Yeah, all you academics who might be blogging or considering blogging. Be afraid, be very afraid. Don't you dare blog. Close down right now. You've got to choose. Do you want to be an academic or do you want to be a blogger?

Good.

There, now. More room in the blogosphere for me.

Well, really... Here's the Metafilter discussion of the topic. I suppose if I were desperate for a job, this article might scare me into not blogging. So you can discount what I'm saying if you want. But, for me, blogging is so phenomenally satisfying that I would find the possible career advancement sacrifices worth it, and, what's more, I love the idea that this blog automatically functions to deflect people from me who don't like it. Saves me a lot of damned time interacting with people I'm not going to like.

UPDATE: I went back and reread this article, looking for the one really serious danger that a responsible, high-quality blogger faces: revealing your politics. The article has nothing on this, perhaps because it would reflect poorly on the appointments committee. But I think there are people on appointments committees who would set themselves against a candidate who, say, voted for Bush or supported the war in Iraq. If you blog about politics, you're quite likely to write things that will make someone you're going to need to like you hate you.

Another thing I noticed on rereading was this paragraph:
We felt deceived by his overstatement of his academic expertise. In this case, it was not the candidate's own blog, but that of a boasting friend, that revealed the truth. The lesson? Be careful what you let a close associate's blog say about you. What that associate sees as complimentary may cast you in an unflattering light in the eyes of a search committee.
Well, there's little you can do about that! This is the same problem anyone has confiding in anyone. I guess there's just the extra concern that confidences can nowadays be violated on a spectacular scale. Or maybe the point is: don't let any bloggers near you. They might up and tell the whole world just about anything. Scary, scary bloggers!
The content of the blog may be less worrisome than the fact of the blog itself. Several committee members expressed concern that a blogger who joined our staff might air departmental dirty laundry (real or imagined) on the cyber clothesline for the world to see. Past good behavior is no guarantee against future lapses of professional decorum.
What idiocy! Anyone on the faculty at any time might start a blog and hang out the dirty laundry.
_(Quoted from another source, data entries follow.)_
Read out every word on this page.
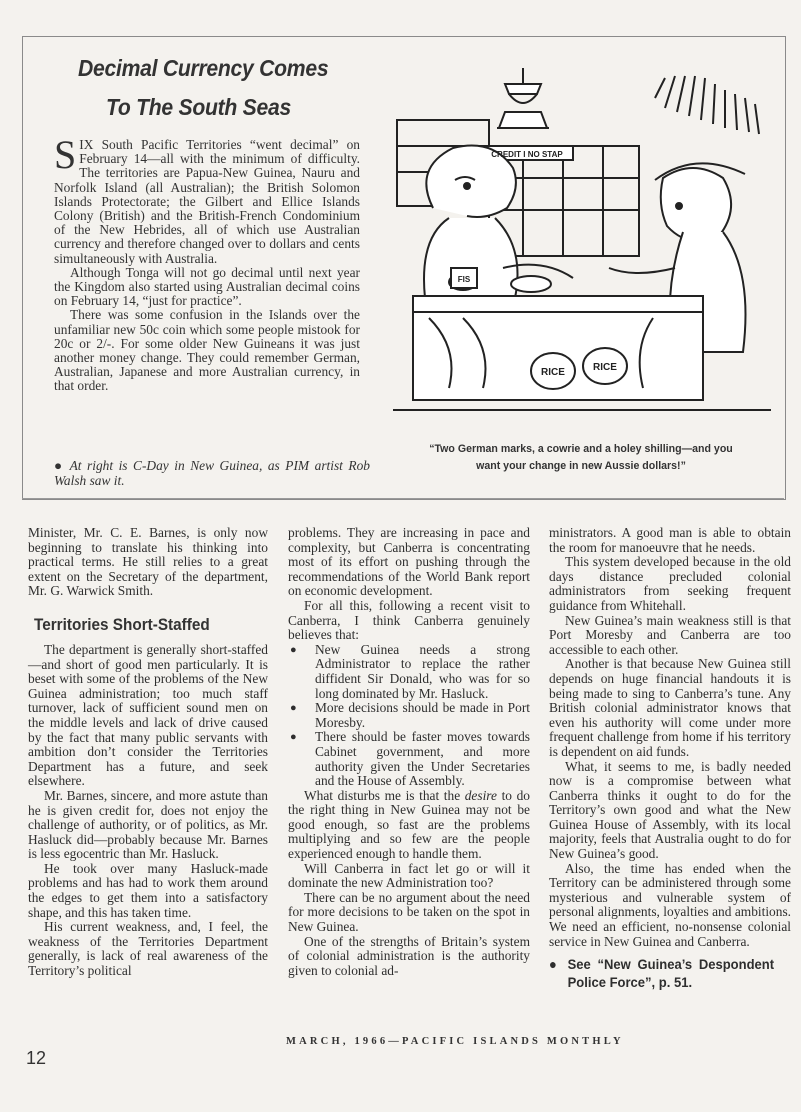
Decimal Currency Comes
To The South Seas

SIX South Pacific Territories “went decimal” on February 14—all with the minimum of difficulty. The territories are Papua-New Guinea, Nauru and Norfolk Island (all Australian); the British Solomon Islands Protectorate; the Gilbert and Ellice Islands Colony (British) and the British-French Condominium of the New Hebrides, all of which use Australian currency and therefore changed over to dollars and cents simultaneously with Australia.

Although Tonga will not go decimal until next year the Kingdom also started using Australian decimal coins on February 14, “just for practice”.

There was some confusion in the Islands over the unfamiliar new 50c coin which some people mistook for 20c or 2/-. For some older New Guineans it was just another money change. They could remember German, Australian, Japanese and more Australian currency, in that order.

● At right is C-Day in New Guinea, as PIM artist Rob Walsh saw it.
CREDIT I NO STAP
FIS
RICE	RICE
“Two German marks, a cowrie and a holey shilling—and you
want your change in new Aussie dollars!”

Minister, Mr. C. E. Barnes, is only now beginning to translate his thinking into practical terms. He still relies to a great extent on the Secretary of the department, Mr. G. Warwick Smith.

Territories Short-Staffed

The department is generally short-staffed—and short of good men particularly. It is beset with some of the problems of the New Guinea administration; too much staff turnover, lack of sufficient sound men on the middle levels and lack of drive caused by the fact that many public servants with ambition don’t consider the Territories Department has a future, and seek elsewhere.

Mr. Barnes, sincere, and more astute than he is given credit for, does not enjoy the challenge of authority, or of politics, as Mr. Hasluck did—probably because Mr. Barnes is less egocentric than Mr. Hasluck.

He took over many Hasluck-made problems and has had to work them around the edges to get them into a satisfactory shape, and this has taken time.

His current weakness, and, I feel, the weakness of the Territories Department generally, is lack of real awareness of the Territory’s political

problems. They are increasing in pace and complexity, but Canberra is concentrating most of its effort on pushing through the recommendations of the World Bank report on economic development.

For all this, following a recent visit to Canberra, I think Canberra genuinely believes that:

● New Guinea needs a strong Administrator to replace the rather diffident Sir Donald, who was for so long dominated by Mr. Hasluck.
● More decisions should be made in Port Moresby.
● There should be faster moves towards Cabinet government, and more authority given the Under Secretaries and the House of Assembly.

What disturbs me is that the desire to do the right thing in New Guinea may not be good enough, so fast are the problems multiplying and so few are the people experienced enough to handle them.

Will Canberra in fact let go or will it dominate the new Administration too?

There can be no argument about the need for more decisions to be taken on the spot in New Guinea.

One of the strengths of Britain’s system of colonial administration is the authority given to colonial ad-

ministrators. A good man is able to obtain the room for manoeuvre that he needs.

This system developed because in the old days distance precluded colonial administrators from seeking frequent guidance from Whitehall.

New Guinea’s main weakness still is that Port Moresby and Canberra are too accessible to each other.

Another is that because New Guinea still depends on huge financial handouts it is being made to sing to Canberra’s tune. Any British colonial administrator knows that even his authority will come under more frequent challenge from home if his territory is dependent on aid funds.

What, it seems to me, is badly needed now is a compromise between what Canberra thinks it ought to do for the Territory’s own good and what the New Guinea House of Assembly, with its local majority, feels that Australia ought to do for New Guinea’s good.

Also, the time has ended when the Territory can be administered through some mysterious and vulnerable system of personal alignments, loyalties and ambitions. We need an efficient, no-nonsense colonial service in New Guinea and Canberra.

● See “New Guinea’s Despondent Police Force”, p. 51.
12
MARCH, 1966—PACIFIC ISLANDS MONTHLY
It doesn't matter that the person doesn't have an established traffic flow. All he needs is a link -- easy enough to get if you have a juicy post -- and the traffic will gush over. A person with an established blog has a track record of responsibility and an interest in maintaining the blog long term. It's that rash newcomer who's most likely to do something outrageous. How many of my readers think one day they are going to read something nasty about the University of Wisconsin on Althouse?

Man, these people are just too stupid to be trusted with appointments -- and too timorous to deserve to a university position from which to dribble out the contents of their weak little minds.